The reel is a small Sustain. My thought was if I go with line lb higher than the max drag then I can crank down without having to worry. It will be saltwater fishing. Casting is probably 20 to 50 feet. Not far. I also have larger reels too.


----------



## 7.62 (Apr 15, 2011)

...


----------



## rocket (Dec 1, 2008)

Kellercl said:


> The reel is a small Sustain. My thought was if I go with line lb higher than the max drag then I can crank down without having to worry. It will be saltwater fishing. Casting is probably 20 to 50 feet. Not far. I also have larger reels too.

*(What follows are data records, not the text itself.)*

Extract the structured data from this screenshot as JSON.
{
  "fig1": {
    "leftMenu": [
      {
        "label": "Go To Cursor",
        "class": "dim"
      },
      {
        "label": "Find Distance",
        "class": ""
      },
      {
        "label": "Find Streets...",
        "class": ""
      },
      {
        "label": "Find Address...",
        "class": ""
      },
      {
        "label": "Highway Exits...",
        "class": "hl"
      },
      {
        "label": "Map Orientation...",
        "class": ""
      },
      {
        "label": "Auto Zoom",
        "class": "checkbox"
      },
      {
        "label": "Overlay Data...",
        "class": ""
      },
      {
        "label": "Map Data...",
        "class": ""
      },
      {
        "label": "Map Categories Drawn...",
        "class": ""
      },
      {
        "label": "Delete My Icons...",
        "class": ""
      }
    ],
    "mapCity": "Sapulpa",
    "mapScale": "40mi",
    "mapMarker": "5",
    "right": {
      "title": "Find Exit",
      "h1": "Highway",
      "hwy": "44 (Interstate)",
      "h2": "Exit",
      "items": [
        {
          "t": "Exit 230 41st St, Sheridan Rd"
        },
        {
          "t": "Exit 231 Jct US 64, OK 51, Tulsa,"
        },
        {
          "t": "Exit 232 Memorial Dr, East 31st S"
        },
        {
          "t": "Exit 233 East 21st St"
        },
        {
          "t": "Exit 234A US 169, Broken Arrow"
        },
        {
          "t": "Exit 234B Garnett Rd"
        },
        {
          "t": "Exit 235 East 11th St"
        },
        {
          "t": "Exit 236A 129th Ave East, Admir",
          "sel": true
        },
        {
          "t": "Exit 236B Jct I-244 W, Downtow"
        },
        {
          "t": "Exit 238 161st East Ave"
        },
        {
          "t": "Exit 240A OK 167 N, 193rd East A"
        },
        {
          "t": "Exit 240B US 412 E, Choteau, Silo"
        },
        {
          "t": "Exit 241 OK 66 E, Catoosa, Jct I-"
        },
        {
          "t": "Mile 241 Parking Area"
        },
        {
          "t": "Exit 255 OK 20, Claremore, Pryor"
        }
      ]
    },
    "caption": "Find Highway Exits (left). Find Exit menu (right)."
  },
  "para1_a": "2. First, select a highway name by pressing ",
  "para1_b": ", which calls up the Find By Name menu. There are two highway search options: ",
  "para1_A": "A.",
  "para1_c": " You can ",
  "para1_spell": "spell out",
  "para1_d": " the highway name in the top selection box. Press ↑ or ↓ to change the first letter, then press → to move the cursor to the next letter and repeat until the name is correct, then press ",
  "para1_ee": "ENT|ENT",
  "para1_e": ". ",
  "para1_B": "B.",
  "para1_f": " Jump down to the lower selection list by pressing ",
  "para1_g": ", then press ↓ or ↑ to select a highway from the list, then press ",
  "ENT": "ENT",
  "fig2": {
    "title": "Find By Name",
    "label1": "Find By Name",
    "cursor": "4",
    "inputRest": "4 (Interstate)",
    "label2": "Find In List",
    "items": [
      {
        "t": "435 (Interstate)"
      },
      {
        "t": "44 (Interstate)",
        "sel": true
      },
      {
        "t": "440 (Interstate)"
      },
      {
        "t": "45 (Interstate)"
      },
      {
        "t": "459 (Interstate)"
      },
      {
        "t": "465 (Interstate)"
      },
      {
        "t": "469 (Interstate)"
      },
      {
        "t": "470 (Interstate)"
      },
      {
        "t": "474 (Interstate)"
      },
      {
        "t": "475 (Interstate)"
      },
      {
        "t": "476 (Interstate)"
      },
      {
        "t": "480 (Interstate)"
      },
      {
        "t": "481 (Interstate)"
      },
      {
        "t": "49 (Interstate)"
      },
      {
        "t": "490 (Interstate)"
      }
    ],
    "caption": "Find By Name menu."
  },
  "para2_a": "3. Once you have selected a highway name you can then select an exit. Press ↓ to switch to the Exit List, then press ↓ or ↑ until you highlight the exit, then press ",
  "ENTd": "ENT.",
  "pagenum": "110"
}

Maybe you could compromise and go for a 12 - 14 lb braid. You'd be surprised how hard that is to break with a bow in the rod, even with your drag tightened down. If a 3lb fish is challenging 10lb braid something is wrong. You aren't targeting large fish with this setup, or at least you shouldn't be. So 99% of the time you should be just fine with the lighter braid. If you ever have a need to cast further such as tossing a plug, the lighter line will cast better especially on this size reel. 20 lb just seems like overkill to me.


----------



## Kellercl (Jan 28, 2010)

rocket said:


> Maybe you could compromise and go for a 12 - 14 lb braid. You'd be surprised how hard that is to break with a bow in the rod, even with your drag tightened down. If a 3lb fish is challenging 10lb braid something is wrong. You aren't targeting large fish with this setup, or at least you shouldn't be. So 99% of the time you should be just fine with the lighter braid. If you ever have a need to cast further such as tossing a plug, the lighter line will cast better especially on this size reel. 20 lb just seems like overkill to me.


Fair point. I am leaning towards 15 lb Powerpro


----------



## Surfmantom (Jun 6, 2012)

I would go with 15lb power pro.


----------



## dchfm123 (Jun 11, 2011)

I would stay away from basic power pro. The super slick is great but basic is garbage. It breaks a lot and has terrible knot strength. As for the reel I would go with the 20 pound test line. You can catch some big fish on 20 and when fishing in the ocean you never know what your going to hook into so having the extra line capacity will be nice. You would be surprised what will bite a small piece of shrimp or cut mullet. It will also cast better if you are casting gotchas or flutter jugs for Spanish and blues. Go with pp super slick or sufix 832. They are both a few dollars more big are well worth it.


----------



## Eattheflounder (Apr 24, 2011)

One other thing to consider;20# braid with the drag locked down, you are right the line probably won't break, what will break? The rod? Or will the reel break. Braid with light tackle offers some advantages but can also cause other problems. My first experience with light braid on a light rig ended with a broken rod on the hook set. I learned pretty quickly after that. It helps to know where you are fishing and what you might catch in that location. If something is going to break, I want it to be my line. I will fish very light gear in the salt, but I will hook into (dare I say it?) A fish that is "too big enough".

ETF


----------



## CoolDude (Sep 28, 2010)

Sounds like you don't cast lures that often so I would go with 14lb test max. Anything less won't hold up to a big fish... anything more?....I don't think your gear is built for it. Putting 20 plus pound test on a light rod could get the rod beat up at best ;-) I have a light reel...I use 12lb to cast for schooling blues using a 9 foot ultralight rod and a mitchell 300. I would trust it with 3-5lb fish. Anything larger than that would be a challenge for that reel. Like, I would dread hooking into a 10-15lb bluefish with that rig. My chances of landing it would decrease significantly.


----------